In May 1971, Congress issued a blistering report on both the F-14 and F-15 and recommended spending $50 million to begin development
of an alternative lightweight fighter. Pentagon generals fumed. There was information in the report that the Air Force and
Navy considered proprietary. It had to have come from inside the Pentagon.

Talk of the lightweight fighter frightened generals far more than would the sudden appearance of a enemy bomber over the Pentagon.
It was all the things that careerists fear. It signified change. It went against everything the Air Force held sacred. The
brand-new, expensive, gold-plated F-15 was the hearthrob aircraft, the best in the world, they thought. And now the Fighter
Mafia was saying it had a better and—
quelle horreur
—cheaper airplane.

Contractors took the congressional criticism of the F-15 and F-14 as a further sign that the lightweight fighter might be
worth pursuing. Boyd cautioned those in his office that contractors always wanted to buy lunches and dinners and could easily
corrupt the unwary. One contractor who wanted a piece of the lightweight fighter project
announced it was sending a delegation of top officials to see Boyd, but first the contractor sent Boyd a massive stack of
data to analyze. The data contained conclusions about aircraft performance that were so optimistic Boyd knew they were false.
Then the vice presidents and top engineers descended upon Boyd’s office and it was like a visit from royalty. The executives
were coifed and tailored and their shoes gleamed and they were trying hard not to be patronizing toward this rumpled, scruffy-shoed
colonel who happened to be the point man on the aircraft project. Boyd singled out one part of their proposal, a wing design
that he knew created enormous wing-tip vortices. The proposal said nothing about the vortices.

In a calm and mildly curious voice, Boyd asked, “How did you get this data on the wing design?”

The vice president charged off the cliff. “Wind-tunnel tests,” he said.

“Fuck a wind tunnel,” Boyd roared. He pointed up. “The biggest wind tunnel in the world is up there. It’s called reality.
This is not reality.”

Boyd paused. The vice presidents and engineers looked at each other. The senior man was about to speak again when Boyd said,
“I had NASA check you people out. They can’t duplicate your performance claims.”

Such a statement is akin to saying the performance claims are bogus. The senior man drew himself up and said, “Colonel, we’ve
had dozens of engineers on this for months.” He tapped the desk. “It is correct. You need to go back to NASA and—”

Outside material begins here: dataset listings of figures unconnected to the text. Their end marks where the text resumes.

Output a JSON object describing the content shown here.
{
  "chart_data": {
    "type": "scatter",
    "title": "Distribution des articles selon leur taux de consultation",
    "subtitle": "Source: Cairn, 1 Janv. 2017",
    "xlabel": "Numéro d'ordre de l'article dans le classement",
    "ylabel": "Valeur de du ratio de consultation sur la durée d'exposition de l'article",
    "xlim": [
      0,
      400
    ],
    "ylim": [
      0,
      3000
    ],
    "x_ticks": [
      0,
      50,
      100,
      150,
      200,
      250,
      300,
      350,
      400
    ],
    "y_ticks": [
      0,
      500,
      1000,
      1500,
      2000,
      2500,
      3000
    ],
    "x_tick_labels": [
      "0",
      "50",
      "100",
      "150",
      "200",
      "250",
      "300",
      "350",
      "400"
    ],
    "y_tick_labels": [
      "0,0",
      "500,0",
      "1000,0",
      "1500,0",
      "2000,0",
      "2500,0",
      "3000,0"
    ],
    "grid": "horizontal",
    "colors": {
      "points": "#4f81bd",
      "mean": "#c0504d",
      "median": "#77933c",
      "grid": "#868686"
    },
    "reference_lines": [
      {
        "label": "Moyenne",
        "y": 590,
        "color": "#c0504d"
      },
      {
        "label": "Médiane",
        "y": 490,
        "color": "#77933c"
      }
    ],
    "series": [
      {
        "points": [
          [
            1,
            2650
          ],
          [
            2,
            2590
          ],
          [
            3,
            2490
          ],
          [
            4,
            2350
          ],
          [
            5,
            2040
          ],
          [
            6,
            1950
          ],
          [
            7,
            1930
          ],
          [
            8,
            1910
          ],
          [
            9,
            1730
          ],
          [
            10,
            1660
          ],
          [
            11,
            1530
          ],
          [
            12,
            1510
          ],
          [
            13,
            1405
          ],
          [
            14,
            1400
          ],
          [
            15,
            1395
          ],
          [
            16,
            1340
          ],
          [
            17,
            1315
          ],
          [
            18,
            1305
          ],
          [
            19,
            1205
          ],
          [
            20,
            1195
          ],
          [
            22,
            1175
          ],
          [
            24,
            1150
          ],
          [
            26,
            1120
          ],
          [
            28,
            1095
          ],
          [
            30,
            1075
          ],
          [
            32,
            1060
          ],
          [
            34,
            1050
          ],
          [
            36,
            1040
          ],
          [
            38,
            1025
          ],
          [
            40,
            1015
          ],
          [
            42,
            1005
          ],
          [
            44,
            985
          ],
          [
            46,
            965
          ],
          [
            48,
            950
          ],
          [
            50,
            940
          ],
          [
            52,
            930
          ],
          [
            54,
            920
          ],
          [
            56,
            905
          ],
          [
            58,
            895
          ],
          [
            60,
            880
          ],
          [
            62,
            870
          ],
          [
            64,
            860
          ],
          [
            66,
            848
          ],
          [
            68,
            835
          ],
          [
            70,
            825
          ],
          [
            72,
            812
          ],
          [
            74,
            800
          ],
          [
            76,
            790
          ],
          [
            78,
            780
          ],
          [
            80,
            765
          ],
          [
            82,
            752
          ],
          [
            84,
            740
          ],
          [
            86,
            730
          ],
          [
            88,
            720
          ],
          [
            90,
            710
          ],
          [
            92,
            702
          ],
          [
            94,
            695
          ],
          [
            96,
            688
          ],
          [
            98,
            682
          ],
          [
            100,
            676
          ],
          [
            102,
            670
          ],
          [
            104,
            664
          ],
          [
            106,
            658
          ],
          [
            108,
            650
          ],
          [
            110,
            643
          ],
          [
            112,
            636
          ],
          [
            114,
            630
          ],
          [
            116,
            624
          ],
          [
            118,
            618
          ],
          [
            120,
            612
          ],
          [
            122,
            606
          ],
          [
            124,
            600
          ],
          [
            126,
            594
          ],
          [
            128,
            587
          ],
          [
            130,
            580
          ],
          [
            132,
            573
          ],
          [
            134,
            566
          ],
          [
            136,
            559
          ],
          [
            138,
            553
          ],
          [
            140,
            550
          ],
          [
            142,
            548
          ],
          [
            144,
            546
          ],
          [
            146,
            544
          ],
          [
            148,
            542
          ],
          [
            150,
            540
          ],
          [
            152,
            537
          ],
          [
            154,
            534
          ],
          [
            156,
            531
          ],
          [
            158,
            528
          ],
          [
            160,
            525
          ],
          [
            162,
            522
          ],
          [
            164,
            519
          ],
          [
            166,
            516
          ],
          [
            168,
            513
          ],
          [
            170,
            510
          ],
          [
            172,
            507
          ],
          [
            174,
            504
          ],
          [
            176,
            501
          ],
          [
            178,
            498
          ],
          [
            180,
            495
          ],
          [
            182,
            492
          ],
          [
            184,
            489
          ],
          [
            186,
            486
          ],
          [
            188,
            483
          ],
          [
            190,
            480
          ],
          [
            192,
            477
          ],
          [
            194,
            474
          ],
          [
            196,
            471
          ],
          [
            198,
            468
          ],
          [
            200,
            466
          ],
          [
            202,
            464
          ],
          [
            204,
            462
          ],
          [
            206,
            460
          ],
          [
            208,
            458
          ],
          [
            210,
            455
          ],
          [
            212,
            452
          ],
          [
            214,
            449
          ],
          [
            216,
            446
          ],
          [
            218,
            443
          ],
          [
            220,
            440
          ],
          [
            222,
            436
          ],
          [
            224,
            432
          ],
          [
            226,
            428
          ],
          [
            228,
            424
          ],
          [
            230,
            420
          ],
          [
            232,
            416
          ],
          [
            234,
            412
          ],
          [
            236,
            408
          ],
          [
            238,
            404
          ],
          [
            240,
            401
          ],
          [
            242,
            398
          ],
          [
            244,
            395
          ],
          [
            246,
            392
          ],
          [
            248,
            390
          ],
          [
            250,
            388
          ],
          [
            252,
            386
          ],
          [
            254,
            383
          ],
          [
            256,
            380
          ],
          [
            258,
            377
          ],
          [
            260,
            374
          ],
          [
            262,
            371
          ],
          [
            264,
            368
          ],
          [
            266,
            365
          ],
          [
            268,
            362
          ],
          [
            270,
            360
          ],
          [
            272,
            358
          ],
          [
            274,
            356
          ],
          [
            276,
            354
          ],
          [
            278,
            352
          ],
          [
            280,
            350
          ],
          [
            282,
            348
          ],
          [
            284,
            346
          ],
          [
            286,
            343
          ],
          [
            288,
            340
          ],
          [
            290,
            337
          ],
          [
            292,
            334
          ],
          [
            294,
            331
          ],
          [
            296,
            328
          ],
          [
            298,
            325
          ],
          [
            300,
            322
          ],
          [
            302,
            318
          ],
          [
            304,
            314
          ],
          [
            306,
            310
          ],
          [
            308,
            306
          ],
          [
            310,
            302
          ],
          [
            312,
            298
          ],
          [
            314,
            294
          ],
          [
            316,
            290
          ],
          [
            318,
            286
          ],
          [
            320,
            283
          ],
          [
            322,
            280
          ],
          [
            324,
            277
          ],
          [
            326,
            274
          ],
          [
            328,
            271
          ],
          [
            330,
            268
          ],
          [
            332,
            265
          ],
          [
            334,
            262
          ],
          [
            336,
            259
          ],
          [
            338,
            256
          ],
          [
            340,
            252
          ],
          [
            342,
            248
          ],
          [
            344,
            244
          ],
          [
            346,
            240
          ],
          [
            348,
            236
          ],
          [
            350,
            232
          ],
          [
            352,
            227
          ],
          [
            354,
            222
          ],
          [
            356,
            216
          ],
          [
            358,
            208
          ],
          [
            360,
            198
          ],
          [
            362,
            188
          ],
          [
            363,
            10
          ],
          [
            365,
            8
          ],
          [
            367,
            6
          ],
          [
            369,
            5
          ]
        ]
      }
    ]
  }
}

Boyd stood up and pointed to the door. “You people are lying to me. Get the fuck out of my office.”

“Colonel—”

“Out, goddammit!”

Officers and secretaries in the office were horrified. No one spoke to defense contractors like this. Boyd stood in the door,
eyes glaring, daring any of the corporate executives to defy him. They collected their leather briefcases and all their data
and stalked down the hall. Boyd raised a clenched fist and moved it up and down. “Stroking the bishop. You guys are just stroking
the bishop. Come back when you get it right.”

Boyd worked for Uncle. He was doing America’s business and he had no time for defense contractors who bellied up to the trough
with half-baked ideas. Billions of taxpayers’ dollars were at stake and he had a fiduciary responsibility to see that the
money was spent wisely.

Several weeks later the vice president in charge of the delegation called and told another officer that Boyd was right, that
engineers had made a mistake on the wing design. He said it was not intentional, simply a mistake. He was afraid to tell Boyd
for fear of his reaction. He asked the officer to pass the word to Boyd that the mistake had been corrected.

Another contractor sent in its top engineer, a world-famous designer who had sold an extraordinary series of aircraft to the
U.S. government, to make a bid for the proposed new fighter. The engineer presented a set of generalized plans with no supporting
data. The aerodynamic estimates were broad and vague. The lift versus drag curves were wildly optimistic. Boyd realized the
design was not for a new aircraft but simply an upgrade of an existing airplane. The designer was giving Boyd what he thought
the Air Force needed and not what Boyd wanted. The contractor apparently thought Boyd would be awed by the famous designer.